Concerta 2 F36 oferują brzmienie nie tyle wyrafinowane, ile precyzyjne, dokładne, czytelne, klarowne, pozwalające słuchaczom bez wysiłku zgłębiać dźwiękowe niuanse w ich ulubionych muzycznych gatunkach. Mnie te amerykańskie kolumny ujęły właśnie swego rodzaju specyfiką, w głównej mierze opartą na wysoce neutralnym przekazie – polega to na tym, że zespoły głośnikowe podczas odtwarzania danego utworu wprowadzają od siebie jak najmniej podbarwień. Można by wtedy rzec, że muzyka odtwarzana jest w skali 1:1, jeśli idzie o jej charakter, koloryt i rytmikę, czyli w takiej typowej dla niej formie w zależności od tego, na jakim instrumentarium bazuje i z jaką intensywnością i rytmiką jest odtwarzane jej brzmienie. Tak właśnie grają te kolumny w całym paśmie.
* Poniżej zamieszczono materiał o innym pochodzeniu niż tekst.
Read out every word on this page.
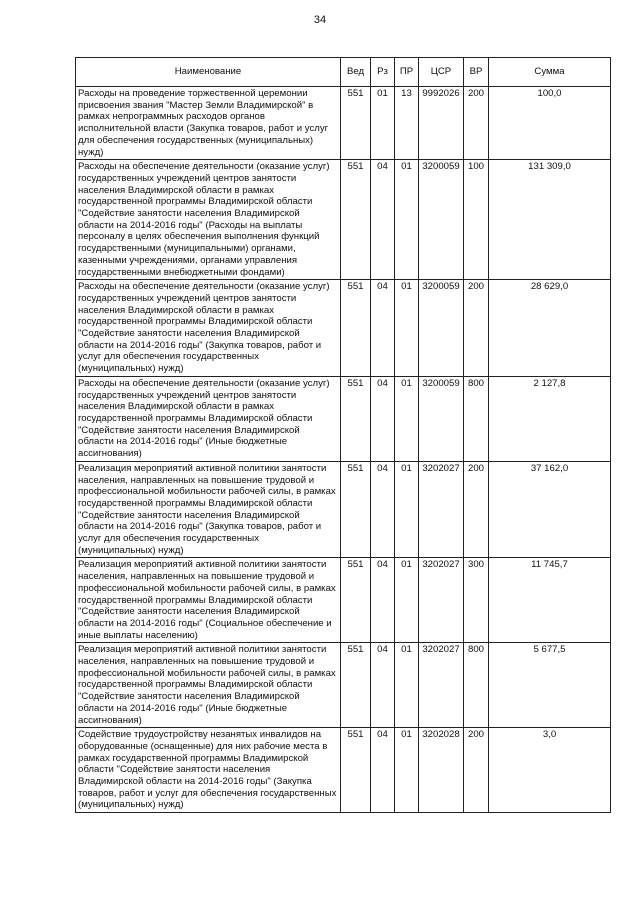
34
Наименование	Вед	Рз	ПР	ЦСР	ВР	Сумма
Расходы на проведение торжественной церемонии присвоения звания "Мастер Земли Владимирской" в рамках непрограммных расходов органов исполнительной власти (Закупка товаров, работ и услуг для обеспечения государственных (муниципальных) нужд)	551	01	13	9992026	200	100,0
Расходы на обеспечение деятельности (оказание услуг) государственных учреждений центров занятости населения Владимирской области в рамках государственной программы Владимирской области "Содействие занятости населения Владимирской области на 2014-2016 годы" (Расходы на выплаты персоналу в целях обеспечения выполнения функций государственными (муниципальными) органами, казенными учреждениями, органами управления государственными внебюджетными фондами)	551	04	01	3200059	100	131 309,0
Расходы на обеспечение деятельности (оказание услуг) государственных учреждений центров занятости населения Владимирской области в рамках государственной программы Владимирской области "Содействие занятости населения Владимирской области на 2014-2016 годы" (Закупка товаров, работ и услуг для обеспечения государственных (муниципальных) нужд)	551	04	01	3200059	200	28 629,0
Расходы на обеспечение деятельности (оказание услуг) государственных учреждений центров занятости населения Владимирской области в рамках государственной программы Владимирской области "Содействие занятости населения Владимирской области на 2014-2016 годы" (Иные бюджетные ассигнования)	551	04	01	3200059	800	2 127,8
Реализация мероприятий активной политики занятости населения, направленных на повышение трудовой и профессиональной мобильности рабочей силы, в рамках государственной программы Владимирской области "Содействие занятости населения Владимирской области на 2014-2016 годы" (Закупка товаров, работ и услуг для обеспечения государственных (муниципальных) нужд)	551	04	01	3202027	200	37 162,0
Реализация мероприятий активной политики занятости населения, направленных на повышение трудовой и профессиональной мобильности рабочей силы, в рамках государственной программы Владимирской области "Содействие занятости населения Владимирской области на 2014-2016 годы" (Социальное обеспечение и иные выплаты населению)	551	04	01	3202027	300	11 745,7
Реализация мероприятий активной политики занятости населения, направленных на повышение трудовой и профессиональной мобильности рабочей силы, в рамках государственной программы Владимирской области "Содействие занятости населения Владимирской области на 2014-2016 годы" (Иные бюджетные ассигнования)	551	04	01	3202027	800	5 677,5
Содействие трудоустройству незанятых инвалидов на оборудованные (оснащенные) для них рабочие места в рамках государственной программы Владимирской области "Содействие занятости населения Владимирской области на 2014-2016 годы" (Закупка товаров, работ и услуг для обеспечения государственных (муниципальных) нужд)	551	04	01	3202028	200	3,0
Na szczególne uznanie zasługuje bas, bo wzbudza się on wtedy, kiedy trzeba i imponuje siłą przebicia. Niskie tony nie są jednak ani zbyt miękkie, ani zbyt twarde – słuchając różnej maści muzyki, dotarło do mnie, że zakres niskich tonów odtwarzany jest przez F36 chyba tak, jakby życzył sobie tego realizator każdej z tych płyt. Przykładowo z repertuarem niemieckiego duetu Seabound w kilku utworach pełnych basowych pasaży ocierających się wręcz o subsoniczne dźwięki moją uwagę zwróciła zarówno dobra kontrola, jak i dynamika, zwłaszcza na poziomie makro – dla tych kolumn przetwarzanie nagłych ataków basu czy wręcz zalewającej słuchacza fali niskich tonów to pestka. Trzy średniej wielkości aluminiowe woofery zrywnie reagują na impulsy podawane ze wzmacniacza i ani na chwilę nie dostają zadyszki. Jeśli trzeba, potrafią gruchnąć potężnym basem przy prawidłowej kontroli.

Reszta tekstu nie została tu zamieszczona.